Professor Longhair and the New Orleans Blues
As we wrap up the month of September the first month of our “blues” theme, I’d like to write a little homage to New Orleans and the colorful blues scene from Professor Longhair, one of the most highly regarded blues musicians from Nola, to present-day favorites like local band Stoop Kids, which can be described as an eclectic mix lightly influenced by the genre.
Our style of blues is unique to our wonderfully abnormal city – with influences of Caribbean and (of course) jazz, our city has produced some of the biggest names in one of the hugest genres in music. We got mostly sax and piano, heavily reliant on vocals, and most blues songs from the area have a generally “cheery” tone – despite subject matter.
Image courtesy of Louisiana Music Factory
Professor Longhair has long been considered a staple in not only the blues genre, but New Orleans music as a whole. His most well-known song, “Mardi Gras in New Orleans”, was recorded as far back as 1949. Professor Longhair relied predominately on piano and vocals, and his instrumentals can be seen to influence such staples as the Rebirth Brass Band.
In fact, Professor Longhair has had such a heavy influence on the city, that widely popular music venue Tipitina’s is dedicated to him. On January 14, 1977, a group of music visionaries known as “the Fabulous Fo’teen” created a club in his name for one of his most revered titular recordings, “Tipitina”. Their goal was to create a quality venue in which Longhair could preform during his later years. The artist died in 1980, and was able to perform at the club for a 3 year period.

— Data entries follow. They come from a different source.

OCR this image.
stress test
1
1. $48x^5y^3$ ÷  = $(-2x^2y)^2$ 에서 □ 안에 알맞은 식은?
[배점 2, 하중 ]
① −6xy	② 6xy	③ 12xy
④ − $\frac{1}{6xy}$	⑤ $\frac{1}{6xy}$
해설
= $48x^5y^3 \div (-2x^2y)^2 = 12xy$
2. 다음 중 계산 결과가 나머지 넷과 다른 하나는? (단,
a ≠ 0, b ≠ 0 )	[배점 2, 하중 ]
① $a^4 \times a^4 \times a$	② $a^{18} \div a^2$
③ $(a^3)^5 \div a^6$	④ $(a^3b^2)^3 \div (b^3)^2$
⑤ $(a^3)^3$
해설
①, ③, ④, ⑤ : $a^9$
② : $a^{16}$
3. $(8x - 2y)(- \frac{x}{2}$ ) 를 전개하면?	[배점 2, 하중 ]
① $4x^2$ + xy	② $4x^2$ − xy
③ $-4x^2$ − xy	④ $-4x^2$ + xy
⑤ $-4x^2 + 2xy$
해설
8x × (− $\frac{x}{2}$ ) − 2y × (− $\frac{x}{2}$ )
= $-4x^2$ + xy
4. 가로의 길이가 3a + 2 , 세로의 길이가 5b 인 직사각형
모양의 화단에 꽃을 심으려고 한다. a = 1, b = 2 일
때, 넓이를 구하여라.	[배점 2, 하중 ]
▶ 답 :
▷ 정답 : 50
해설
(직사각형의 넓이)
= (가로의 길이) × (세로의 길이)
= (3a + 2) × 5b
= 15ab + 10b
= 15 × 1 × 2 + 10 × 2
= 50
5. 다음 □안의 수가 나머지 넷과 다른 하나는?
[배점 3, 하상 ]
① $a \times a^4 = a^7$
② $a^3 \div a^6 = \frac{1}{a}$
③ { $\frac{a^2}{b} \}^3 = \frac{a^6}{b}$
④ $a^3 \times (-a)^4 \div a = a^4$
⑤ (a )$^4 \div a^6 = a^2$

A photo of Longhair stands over the stage at Tipitina’s. Photo courtesy of Tipitinas.com
Another music venue, Neutral Ground Coffeehouse, has been known to garner many local legends over the years. I was lucky enough to visit this year to interview an up and coming bassist who routinely performs at the club, and those who worked there had told me that the very piano I was sitting at was “played to death by Toussaint”, a.k.a, the late and great Allen Toussaint. “He would just come in here and play, just hang out”, one of the patrons had told me.
The outside of Neutral Ground looks nothing like your average club. Photo courtesy of WWOZ.org – Briana Prevost
Just like Tipitina’s, Neutral Ground was designed by musicians, for musicians. Carrying on the tradition, artists and groups today like Stoop Kids routinely perform at Tipitina’s, young musicians flock to Neutral Ground and play ‘gigs’ to either pick up some extra cash, or simply put their name out in the fore front. “Since this is where the musicians hang out”, one patron at Neutral Ground said, “it’s also where the young musicians want to be.”
So whether it be blues, soul, zydeco, brass, R&B, or whatever, New Orleans truly is a vibrant music epicenter. Dating back pre-Longhair and the 1940s, all the way to the present day, our city will never run dry of apt and visionary artists.